3. In this theory it is assumed that buyers and sellers are equally skilled at evaluating the quality of a product and that buyers are able to adequately protect their interests against the seller. 4. Pure laissez-faire theory works here which gives birth to the Caveat Emptor; which means Let the buyer take care. But, as a matter of fact; Consumers have neither the expertise nor the time to acquire and process the information on which they must base their purchase decisions. So, the consumers must rely on the judgment of the seller in making their purchase decisions. The Due Care Theory Consumers and sellers do not meet as equals and that the consumers interests are particularly vulnerable to being harmed by the manufacturer who has a knowledge and an expertise that the consumer lacks. The doctrine of Caveat Emptor is being replaced by the Caveat Vendor; which means Let the seller take care Because consumers must depend on the greater expertise of the manufacturer, the manufacturer not only has a duty to deliver a product that lives up to the express and implied claims about it, but also has a duty to exercise due care to prevent others from being injured by the product , even if the manufacturer explicitly disclaims such responsibility. Due care must enter into the: a) Design of the product, b) The choice of reliable materials for constructing the products, c) The manufacturing process involved in putting the product together, d) The quality control used to test and monitor production, e) The warnings, labels, and instructions attached to the product. 1. There is no clear method for determining when one has exercised enough due care. If the manufacturer tries to eliminate even low-level risks, this would require that the manufacturer invest so much in each product, that the product would be priced higher. 2. It is assumed that the manufacturers can discover the risk related to a product before the consumers buy and use it. In fact, in a technology innovative society, new products whose defects cant emerge until years of decades have passed, will continually be introduced into the market. Example: The correlation between cancer & asbestos.

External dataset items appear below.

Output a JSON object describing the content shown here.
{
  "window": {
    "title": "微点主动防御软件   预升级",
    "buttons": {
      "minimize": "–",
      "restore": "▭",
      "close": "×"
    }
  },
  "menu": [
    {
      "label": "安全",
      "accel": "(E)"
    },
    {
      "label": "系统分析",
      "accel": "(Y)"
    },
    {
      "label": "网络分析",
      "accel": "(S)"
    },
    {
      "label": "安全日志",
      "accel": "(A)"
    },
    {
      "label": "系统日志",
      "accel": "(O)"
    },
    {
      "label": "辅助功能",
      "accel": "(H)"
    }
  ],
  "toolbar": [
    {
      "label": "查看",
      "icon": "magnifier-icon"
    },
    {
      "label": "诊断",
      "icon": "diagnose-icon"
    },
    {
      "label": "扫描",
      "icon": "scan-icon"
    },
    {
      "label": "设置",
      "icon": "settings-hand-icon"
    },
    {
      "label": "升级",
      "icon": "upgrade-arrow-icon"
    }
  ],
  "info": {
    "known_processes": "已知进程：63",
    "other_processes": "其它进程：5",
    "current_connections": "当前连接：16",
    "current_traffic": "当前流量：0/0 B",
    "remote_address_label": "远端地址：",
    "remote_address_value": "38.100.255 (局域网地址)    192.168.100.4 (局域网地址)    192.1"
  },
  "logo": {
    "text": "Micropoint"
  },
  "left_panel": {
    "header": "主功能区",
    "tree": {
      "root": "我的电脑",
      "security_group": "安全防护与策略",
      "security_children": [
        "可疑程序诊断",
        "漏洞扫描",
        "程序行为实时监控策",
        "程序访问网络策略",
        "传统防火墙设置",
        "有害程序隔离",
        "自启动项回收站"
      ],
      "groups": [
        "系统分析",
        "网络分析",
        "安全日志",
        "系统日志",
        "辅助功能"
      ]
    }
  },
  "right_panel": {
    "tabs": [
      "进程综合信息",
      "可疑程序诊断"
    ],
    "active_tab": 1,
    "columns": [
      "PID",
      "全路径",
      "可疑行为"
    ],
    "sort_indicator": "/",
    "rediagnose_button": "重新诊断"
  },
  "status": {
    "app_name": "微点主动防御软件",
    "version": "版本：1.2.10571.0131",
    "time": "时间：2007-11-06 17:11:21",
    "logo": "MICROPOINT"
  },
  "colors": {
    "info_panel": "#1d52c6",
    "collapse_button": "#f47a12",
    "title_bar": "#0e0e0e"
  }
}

Advertising Ethics Commercial advertising is sometimes defined as a form of information and an advertiser as one who gives information. The implication is that the defining function of advertising is to provide information to consumers. As a matter of fact; more than half of all television ads contained no consumer information about the advertised product and that only half of magazine ads contained more than one informational cue. The primary function of commercial advertisement, rather is to sell a product to prospective buyers, and whatever information they happen to carry is subsidiary to this basic function. So, advertising is a form of communication. But it is different from other communication by two ways: a) It is a public communication dimension and might have strong social impacts, b) It is intended to induce its target audience to buy the sellers product. Social Effects / Impacts: a) Psychological b) Advertising & waste c) Advertising & Market power Psychological effects: Vulgar / offensive: Advertisement sometimes employ images that many people find vulgar, offensive, disgusting and tasteless. Example: Axe, Zatak.

Materialistic mentality: Personal efforts are diverted from non-materialistic aims and objectives, which are more likely to increase the happiness of people and are instead channeled into expanded material consumption. Example: Flower to Tiffany Advertising & Waste: The cost of advertising doesnt add anything to the basic utility of a product. In the end, the consumers are paying for something that they actually dont consume!! So, the advertising cost / expense is recognized as a real waste of scarce resources. Advertising & Market power The giant companies have the financial backup to advertise frequently in the expensive (effective like TVs, Daily papers) medias. So, they create such a brand image in the market place that the consumer has an automatic loyalty to their product. Small firms are then unable to break into the market because they cant finance the expensive advertising campaigns that would be required to get consumer to switch their brand loyalties. Advertising then is supposed to reduce competition and raise barriers entry into markets and help the larger firms to create virtual monopoly or oligopoly.